The Sisters waited in anticipation
as Shitagawa thought over their proposal. At last, the raspy voice came
from the depths of the well. "Bring to me these gifts, and I shall return
to you the Jade Green Heart, which I have come to love."
"You must send up the Jade Green
Heart and we will throw down our gifts!" cried the Sixth Eldest Daughter
imperiously.
"Bring the gifts down, that I might
see your beauty, as I have none in my darkness."
The Sisters once again looked at
each other. Finally, they decided to comply with Shitagawa's wishes.
As the lightest, the Fifth Eldest
Sister was chosen to enter the well, carrying the gifts and wearing her
sister's earrings.

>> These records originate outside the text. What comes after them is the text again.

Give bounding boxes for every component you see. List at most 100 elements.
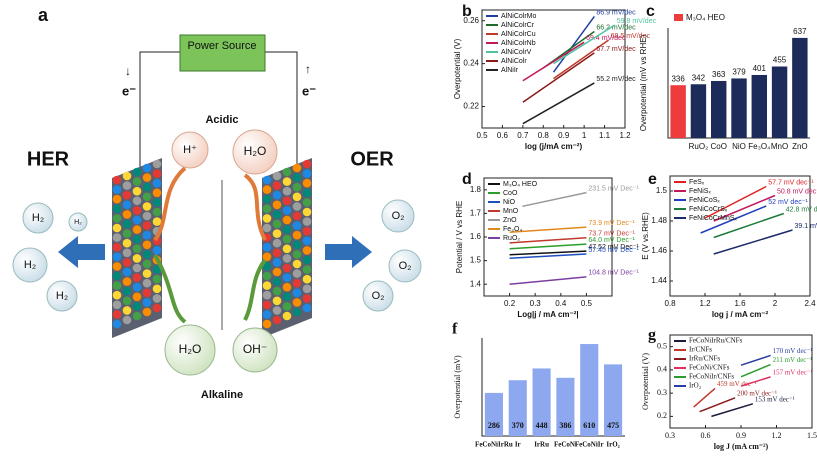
electrode-atom — [122, 238, 132, 248]
electrode-atom — [132, 186, 142, 196]
value-label: 448 — [536, 421, 548, 430]
electrode-atom — [262, 310, 272, 319]
legend-label: FeNiCoCrSₓ — [689, 206, 728, 213]
bar — [711, 80, 727, 138]
slope-label: 200 mV dec⁻¹ — [737, 389, 777, 397]
y-axis-label: E (V vs.RHE) — [641, 212, 650, 260]
electrode-atom — [122, 315, 132, 325]
electrode-atom — [152, 274, 162, 284]
electrode-atom — [112, 175, 122, 185]
x-tick-label: 0.3 — [530, 299, 542, 308]
y-axis-label: Overpotential (V) — [641, 353, 650, 410]
electrode-atom — [282, 186, 292, 196]
slope-label: 211 mV dec⁻¹ — [773, 356, 813, 364]
electrode-atom — [302, 169, 312, 178]
bar — [532, 368, 551, 436]
value-label: 363 — [712, 70, 726, 79]
x-tick-label: 0.6 — [701, 431, 711, 440]
bubble — [388, 249, 422, 283]
electrode-atom — [152, 178, 162, 188]
x-tick-label: IrRu — [534, 441, 549, 449]
electrode-atom — [112, 252, 122, 262]
x-tick-label: 0.2 — [504, 299, 516, 308]
arrow — [58, 236, 105, 268]
electrode-atom — [302, 188, 312, 198]
y-tick-label: 1.44 — [651, 276, 667, 285]
bar — [731, 78, 747, 138]
legend-label: M₃O₄ HEO — [503, 181, 538, 188]
y-tick-label: 1.7 — [470, 209, 482, 218]
electrode-atom — [112, 185, 122, 194]
legend-label: Fe₃O₄ — [503, 226, 522, 233]
slope-label: 42.8 mV dec⁻¹ — [786, 206, 817, 213]
x-tick-label: Ir — [515, 441, 521, 449]
electrode-atom — [132, 225, 142, 234]
x-tick-label: 0.8 — [538, 131, 550, 140]
electrode-atom — [262, 175, 272, 185]
series-line — [740, 363, 771, 378]
electrode-atom — [302, 265, 312, 274]
electrode-atom — [122, 267, 132, 277]
slope-label: 86.9 mV/dec — [596, 9, 636, 16]
electrode-atom — [132, 167, 142, 177]
arrow: ↑ — [305, 62, 311, 76]
electrode-atom — [152, 246, 162, 255]
legend-swatch — [674, 14, 683, 21]
electrode-atom — [282, 292, 292, 302]
electrode-atom — [292, 163, 302, 173]
electrode-atom — [282, 254, 292, 263]
electrode-atom — [152, 284, 162, 294]
legend-label: AlNiColr — [501, 58, 527, 65]
y-tick-label: 1.48 — [651, 216, 667, 225]
slope-label: 57.7 mV dec⁻¹ — [768, 179, 814, 186]
electrode-atom — [142, 240, 152, 250]
bubble — [46, 280, 78, 312]
x-axis-label: log j / mA cm⁻² — [712, 310, 769, 319]
series-line — [509, 236, 587, 244]
x-tick-label: FeCoNi — [554, 441, 577, 449]
electrode-atom — [272, 315, 282, 325]
legend-label: AlNiIr — [501, 67, 519, 74]
electrode-atom — [292, 211, 302, 221]
electrode-atom — [142, 298, 152, 307]
electrode-atom — [292, 230, 302, 240]
x-tick-label: 1.1 — [599, 131, 611, 140]
electrode-atom — [262, 214, 272, 223]
electrode-atom — [262, 300, 272, 310]
x-tick-label: 2.4 — [804, 299, 816, 308]
legend-label: FeNiCoSₓ — [689, 197, 720, 204]
electrode-atom — [302, 284, 312, 294]
electrode-atom — [292, 269, 302, 278]
series-line — [509, 226, 587, 234]
chart: c Overpotential (mV vs RHE) 336 342 RuO₂ 363 C… — [639, 3, 810, 151]
electrode-atom — [142, 182, 152, 192]
electrode-atom — [262, 242, 272, 252]
electrode-atom — [142, 230, 152, 240]
bubble — [232, 129, 278, 175]
arrow: ↓ — [125, 64, 131, 78]
value-label: 455 — [773, 56, 787, 65]
electrode-atom — [132, 215, 142, 225]
bubble — [164, 324, 216, 376]
series-line — [740, 376, 771, 387]
electrode-atom — [152, 198, 162, 207]
electrode-atom — [132, 244, 142, 254]
electrode-atom — [112, 204, 122, 214]
species-label: O₂ — [392, 210, 405, 222]
electrode-atom — [142, 192, 152, 202]
bar — [556, 377, 575, 436]
legend-label: M₃O₄ HEO — [686, 13, 725, 22]
bar — [670, 85, 686, 138]
value-label: 342 — [692, 73, 706, 82]
x-tick-label: 1 — [582, 131, 587, 140]
series-line — [704, 185, 767, 219]
series-line — [693, 387, 716, 408]
electrode-atom — [282, 234, 292, 244]
electrode-atom — [282, 206, 292, 215]
value-label: 386 — [559, 421, 571, 430]
electrode-atom — [142, 307, 152, 317]
species-label: O₂ — [399, 260, 412, 272]
x-tick-label: 1.2 — [619, 131, 631, 140]
electrode-atom — [302, 255, 312, 265]
series-line — [509, 253, 587, 259]
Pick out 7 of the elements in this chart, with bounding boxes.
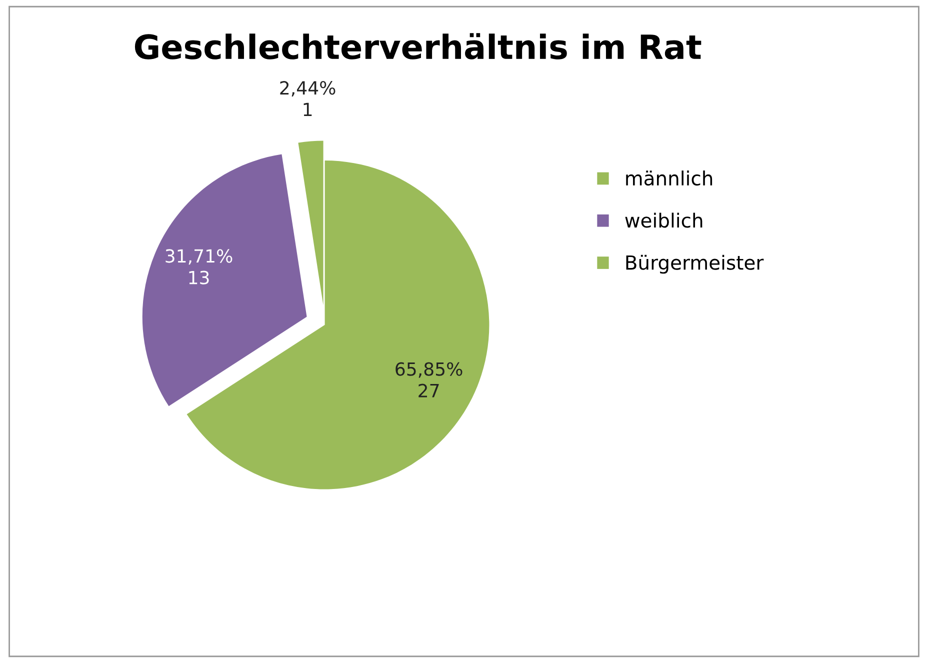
legend-label: Bürgermeister [626, 254, 764, 274]
data-label: 2,44% 1 [280, 81, 336, 116]
legend-label: weiblich [625, 212, 702, 228]
legend-label: männlich [626, 170, 712, 186]
chart-title: Geschlechterverhältnis im Rat [134, 33, 702, 60]
data-label: 65,85% 27 [396, 362, 462, 398]
data-label: 31,71% 13 [166, 249, 232, 284]
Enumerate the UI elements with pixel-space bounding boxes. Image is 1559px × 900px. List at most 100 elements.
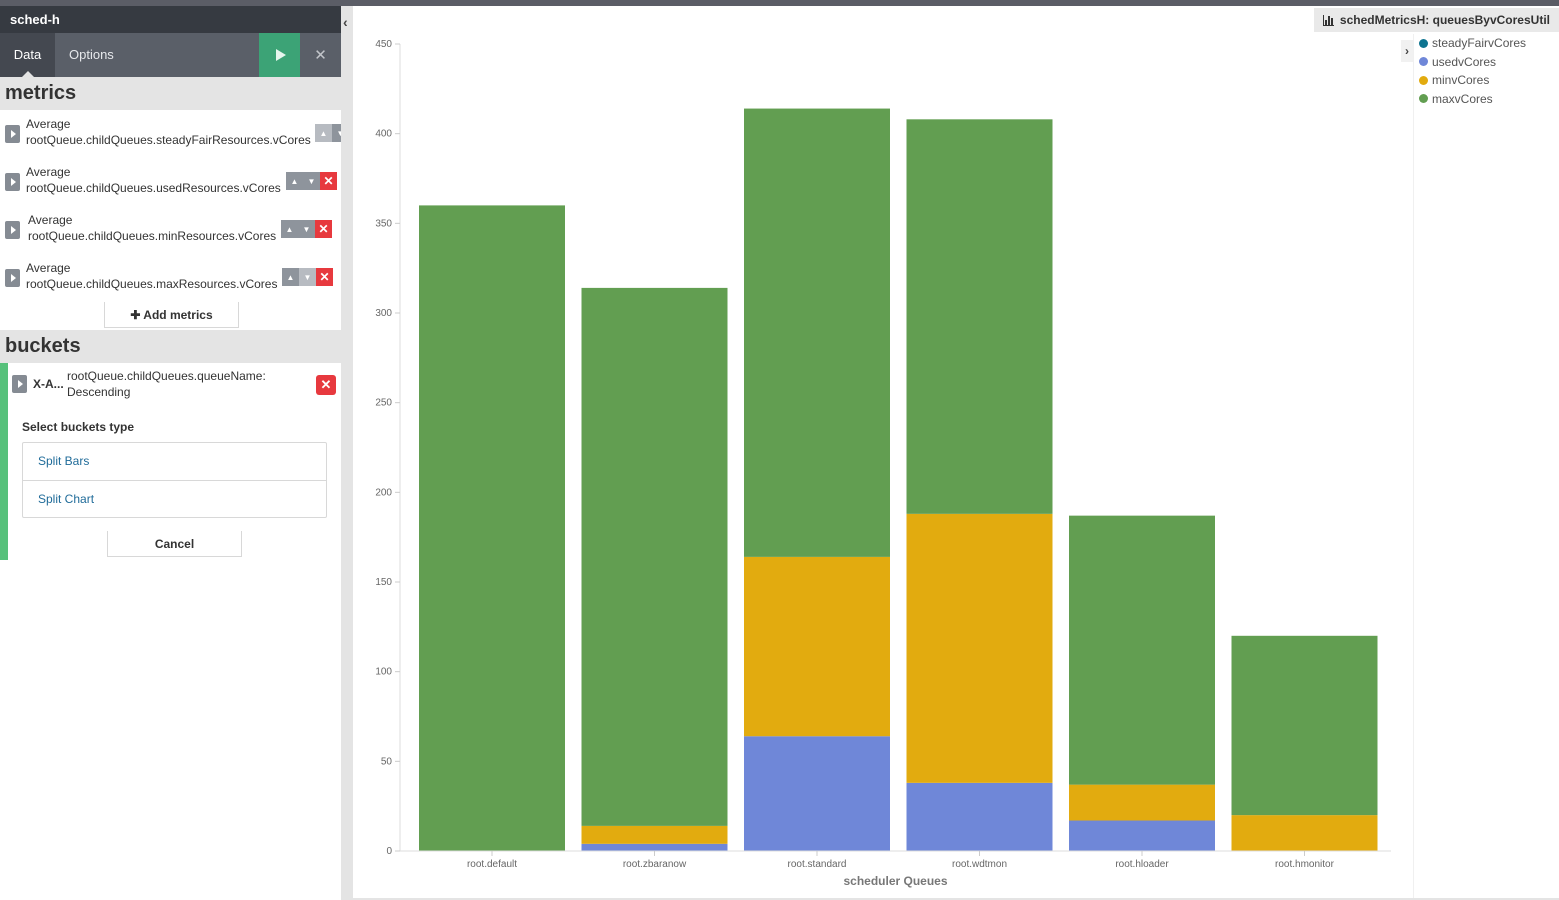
legend-label: steadyFairvCores xyxy=(1432,36,1527,51)
sidebar-collapse-bar: ‹ xyxy=(341,6,353,900)
tab-data[interactable]: Data xyxy=(0,33,55,77)
bar-segment xyxy=(1069,515,1215,785)
x-axis: root.default root.zbaranow root.standard ro… xyxy=(400,850,1391,870)
expand-toggle[interactable] xyxy=(12,375,27,393)
plus-icon: ✚ xyxy=(130,308,144,322)
editor-sidebar: sched-h Data Options ✕ metrics Average r… xyxy=(0,6,341,900)
y-tick-label: 450 xyxy=(375,39,392,50)
add-metrics-container: ✚ Add metrics xyxy=(0,302,341,330)
bucket-description: rootQueue.childQueues.queueName: Descend… xyxy=(67,368,266,400)
caret-right-icon xyxy=(10,130,16,138)
move-up-button[interactable]: ▲ xyxy=(281,220,298,238)
x-tick-label: root.wdtmon xyxy=(952,859,1007,870)
metric-controls: ▲ ▼ ✕ xyxy=(286,172,337,190)
legend-item[interactable]: minvCores xyxy=(1414,71,1559,90)
bucket-field: rootQueue.childQueues.queueName: xyxy=(67,369,266,383)
top-bar xyxy=(0,0,1559,6)
remove-metric-button[interactable]: ✕ xyxy=(316,268,333,286)
remove-metric-button[interactable]: ✕ xyxy=(315,220,332,238)
remove-bucket-button[interactable]: ✕ xyxy=(316,375,336,395)
bar-segment xyxy=(744,736,890,851)
expand-toggle[interactable] xyxy=(5,221,20,239)
bucket-order: Descending xyxy=(67,385,131,399)
move-down-button[interactable]: ▼ xyxy=(298,220,315,238)
y-tick-label: 50 xyxy=(381,756,393,767)
y-tick-label: 250 xyxy=(375,398,392,409)
move-up-button[interactable]: ▲ xyxy=(315,124,332,142)
add-metrics-button[interactable]: ✚ Add metrics xyxy=(104,302,239,328)
bar-segment xyxy=(906,513,1053,783)
bucket-type-list: Split Bars Split Chart xyxy=(22,442,327,518)
metric-controls: ▲ ▼ ✕ xyxy=(282,268,333,286)
caret-right-icon xyxy=(10,226,16,234)
bar-segment xyxy=(744,556,890,737)
legend-swatch xyxy=(1419,57,1428,67)
y-tick-label: 0 xyxy=(386,846,392,857)
cancel-button[interactable]: Cancel xyxy=(107,531,242,557)
expand-toggle[interactable] xyxy=(5,269,20,287)
move-up-button[interactable]: ▲ xyxy=(286,172,303,190)
bar-segment xyxy=(1231,815,1378,851)
bar-segment xyxy=(1069,820,1215,851)
metric-agg: Average xyxy=(26,261,71,275)
metrics-header: metrics xyxy=(0,77,341,110)
split-bars-option[interactable]: Split Bars xyxy=(38,454,90,468)
legend-item[interactable]: steadyFairvCores xyxy=(1414,34,1559,53)
move-down-button[interactable]: ▼ xyxy=(303,172,320,190)
metric-agg: Average xyxy=(28,213,73,227)
caret-right-icon xyxy=(17,380,23,388)
chevron-left-icon[interactable]: ‹ xyxy=(343,14,348,30)
metric-row: Average rootQueue.childQueues.maxResourc… xyxy=(0,254,341,302)
caret-right-icon xyxy=(10,274,16,282)
x-tick-label: root.hloader xyxy=(1115,859,1169,870)
legend: steadyFairvCores usedvCores minvCores ma… xyxy=(1413,34,1559,898)
move-up-button[interactable]: ▲ xyxy=(282,268,299,286)
legend-toggle-button[interactable]: › xyxy=(1401,40,1413,62)
expand-toggle[interactable] xyxy=(5,125,20,143)
metric-field: rootQueue.childQueues.maxResources.vCore… xyxy=(26,277,278,291)
remove-metric-button[interactable]: ✕ xyxy=(320,172,337,190)
tab-options[interactable]: Options xyxy=(69,47,114,62)
metric-row: Average rootQueue.childQueues.steadyFair… xyxy=(0,110,341,158)
x-tick-label: root.hmonitor xyxy=(1275,859,1335,870)
chart-panel: schedMetricsH: queuesByvCoresUtil 0 50 100… xyxy=(353,6,1559,898)
move-down-button[interactable]: ▼ xyxy=(332,124,341,142)
metric-field: rootQueue.childQueues.steadyFairResource… xyxy=(26,133,311,147)
bar-chart-icon xyxy=(1322,14,1334,26)
chevron-right-icon: › xyxy=(1405,44,1409,58)
discard-changes-button[interactable]: ✕ xyxy=(300,33,341,77)
legend-label: minvCores xyxy=(1432,73,1490,88)
split-chart-option[interactable]: Split Chart xyxy=(23,480,326,517)
legend-item[interactable]: maxvCores xyxy=(1414,90,1559,109)
caret-right-icon xyxy=(10,178,16,186)
bar-segment xyxy=(419,205,565,851)
legend-item[interactable]: usedvCores xyxy=(1414,53,1559,72)
expand-toggle[interactable] xyxy=(5,173,20,191)
metric-label: Average rootQueue.childQueues.maxResourc… xyxy=(26,260,277,292)
apply-changes-button[interactable] xyxy=(259,33,300,77)
chart-title: schedMetricsH: queuesByvCoresUtil xyxy=(1339,13,1550,27)
x-axis-title: scheduler Queues xyxy=(843,874,947,888)
metric-field: rootQueue.childQueues.minResources.vCore… xyxy=(28,229,277,243)
y-axis: 0 50 100 150 200 250 300 350 400 450 xyxy=(375,39,401,857)
bucket-editor: X-A... rootQueue.childQueues.queueName: … xyxy=(0,363,341,560)
y-tick-label: 300 xyxy=(375,308,392,319)
bar-segment xyxy=(581,843,728,851)
metric-agg: Average xyxy=(26,117,71,131)
legend-swatch xyxy=(1419,75,1428,85)
metric-row: Average rootQueue.childQueues.minResourc… xyxy=(0,206,341,254)
metric-field: rootQueue.childQueues.usedResources.vCor… xyxy=(26,181,281,195)
x-tick-label: root.default xyxy=(467,859,517,870)
bar-segment xyxy=(1069,784,1215,821)
select-buckets-type-label: Select buckets type xyxy=(22,420,135,434)
visualization-title: schedMetricsH: queuesByvCoresUtil xyxy=(1313,8,1559,32)
move-down-button[interactable]: ▼ xyxy=(299,268,316,286)
bar-segment xyxy=(744,108,890,557)
metric-row: Average rootQueue.childQueues.usedResour… xyxy=(0,158,341,206)
add-metrics-label: Add metrics xyxy=(143,308,213,322)
metric-agg: Average xyxy=(26,165,71,179)
metric-label: Average rootQueue.childQueues.minResourc… xyxy=(28,212,276,244)
legend-label: usedvCores xyxy=(1432,54,1497,69)
legend-swatch xyxy=(1419,38,1428,48)
y-tick-label: 400 xyxy=(375,129,392,140)
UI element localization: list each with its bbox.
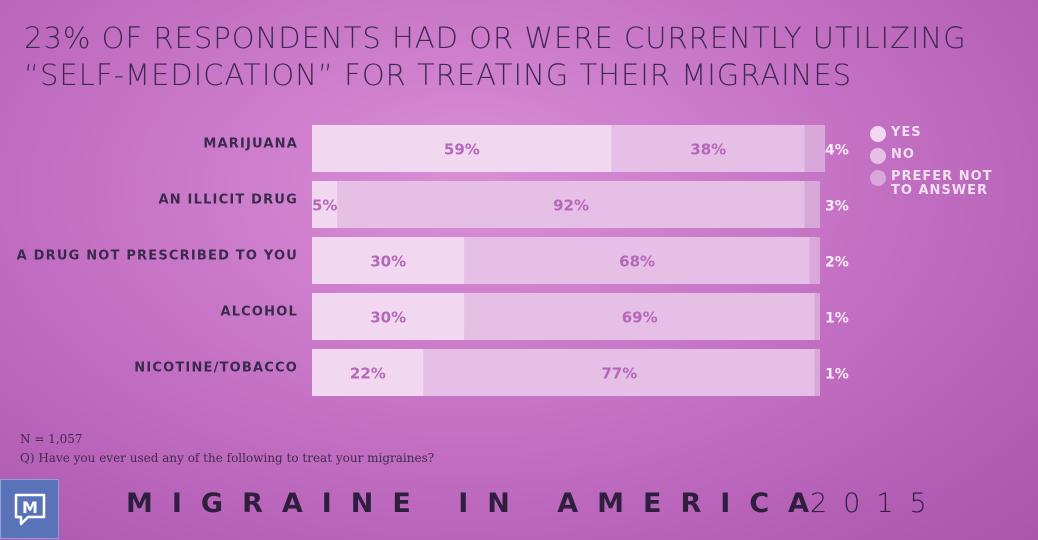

These caught the light that shone from Sixth Eldest
Sister's hair so that Fifth Eldest Sister might see the sides of the well
as she descended. Third Eldest Sister let down her scarlet hair into the
well so that Fifth Eldest Sister could be lowered by her sisters.
At last she reached the bottom of
the well. She found that though it was muddy and damp, the well had ceased
to be of any use a long time ago. She turned around. There, in the light
that shined from the mirror earrings, she saw Shitagawa for the first time.
He was a giant bullfrog, bigger than the Emperor's palanquin! Shitagawa
smiled at the princess.
"Thank you for letting me see such
beauty. It has been a long time."
"You... aren't going to eat me,
are you?" asked the princess fearfully.
"Oh no. I ate about three years
ago, and one such as me does not need food very often."
He handed her the necklace, and
accepted the gifts from the Princesses. Fifth Eldest Sister bowed three
times and then grabbed hold of her sister's hair. The rest of the Princesses
pulled her out of the well. In her hand she carried the Jade Green Heart.